Fen Edebiyat Fakültesi Öğr. Üyesi Prof. Dr. Murat Ali Karavelioğlu, “Dünya Şiir Günü” kapsamında TRT Erzurum Radyosu’nun konuğu oldu.
Programda Dünya Şiir Günü’nün amacı ve tarihi gibi birçok konuya değinen Prof. Dr. Karavelioğlu, bu özel günün Nevruz Bayramı’na rastlamasının çok anlamlı olduğunu vurguladı.
İlk kez 1999 yılında Unesco tarafından ilan edilen “Dünya Şiir Günü”nün amacının “farkındalık yaratmak ve ulusal, evrensel, bölgesel şiir hareketlerine taze bir enerji sağlamak” olarak nitelendiren Prof. Dr. Karavelioğlu, sözlerine şöyle devam etti;
“Unesco’nun dil çeşitliliğini kutlamak için bugünü şiir günü olarak ilan ettiğini görmekteyiz. Bu vesileyle okullarımızda, üniversitelerimizde, sivil toplum kuruluşlarımızda, sizler gibi seçkin basın yayın kuruluşlarımızda günün anlam ve önemini vurgulayan ve amaçlanan farkındalığın oluşmasına katkı sunan program ve etkinlikler düzenleniyor. Böylece insanların, özellikle gençlerin ve öğrencilerin şiire olan ilgisinin artması hedefleniyor. Şiirin, insanlar arasında evrensel bir iletişim aracı olarak yaygınlaşması ve benimsenmesi amaçlanıyor.”
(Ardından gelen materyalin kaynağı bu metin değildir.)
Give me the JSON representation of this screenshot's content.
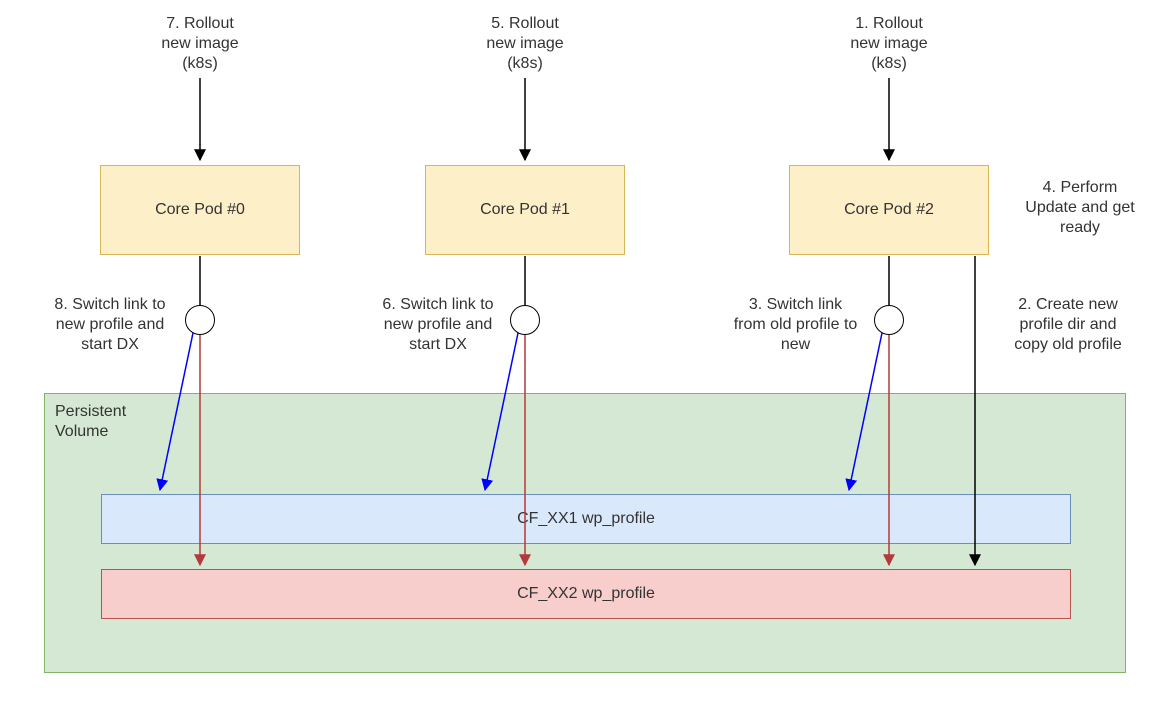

“Şiirin Tarih Boyunca Hep Ön Planda Olduğunu Rahatlıkla Söyleyebiliriz”
Türk milletinin geçmişten günümüze birçok alanda eşsiz eserler bıraktığını vurgulayan Prof. Dr. Karavelioğlu, şiirin geçmişten günümüze önemini şu şekilde aktardı;
“Türk edebiyatı söz konusu olduğunda sıraladığımız veya sayamadığımız tüm bu sebeplerle şiirin tarih boyunca hep ön planda olduğunu rahatlıkla söyleyebiliriz. Mimariden geleneksel İslam sanatlarının her çeşidine, resimden musikiye kadar güzel sanatların her alanında eşsiz eserler veren Türk milleti, sahip olduğu yüksek edebiyat seviyesi ve estetik zevki ile şiir alanında da insanlığın tümüne miras olan eserler bırakmıştır. İlk yazılı manzum eserlerimizden olan Uygur devri şiirlerinden itibaren efsaneler, destanlar, menkıbeler, maniler, türküler, şarkılar, gazeller, kasideler bir yana yenileşme dönemi edebiyatımızda mensur şiirlerle bile şiir, edebiyat tarihimizin en önemli yekûnunu oluşturur. Öyle ki önemli bir tarihi hadisenin kaydı, mimari bir eserin kimlik kartı yahut önemli bir kişinin başından geçen herhangi bir şey şiirle ölümsüzleştirilmiştir. Osmanlı devri Türk edebiyatına bakıldığında en üst düzeyde öğrenim görmüş biri ile okuma yazma dahi bilmeyen bir başkası aynı edebiyat geleneği içinde ve aynı kaidelere tabi olarak klasik bir edebiyat vücuda getirebilmişlerdi. Bir zamanlar sevgililer aşklarını ancak şiirle dile getirirlerdi. Oğul babasından, babası oğlundan şiirle bir şeyler isterdi. Aşkların en saf ve katıksız hali en çok şiirde ve buradan hareketle türkülerde, şarkılarda terennüm edilirdi. Tarih boyunca şiirimiz, Türkçenin ana sütü gibi ak ve tertemiz halini ebediyete taşımıştı.”
Ardından şiirsel düşüncenin teknolojinin gelişimi ile iyice geriye atıldığını kaydeden Prof. Dr. Karavelioğlu, “Bu düşünceleri kaybettiğimiz için hayıflanmak yerine okumalı, üzerinde düşünmeli, ruhumuzun kâh dinginliğini kâh coşkunluğunu şiirde görmeliyiz. Şiirin ve genel olarak sanatın, insanlığın ortak olabilecek yegâne dili olduğunu unutmamalıyız. Bu duygu ve düşüncelerle başta şairlerimiz ve tüm edebiyat dünyamız olmak üzere değerli dinleyenlerimizin ve herkesin Dünya Şiir Gününü kutluyorum. Gençlere, önce klasik Türk şairleri olmak üzere Doğu ve Batı edebiyatlarının önde gelen şairlerini dikkatle okumalarını tavsiye ediyorum.” diyerek sözlerini tamamladı.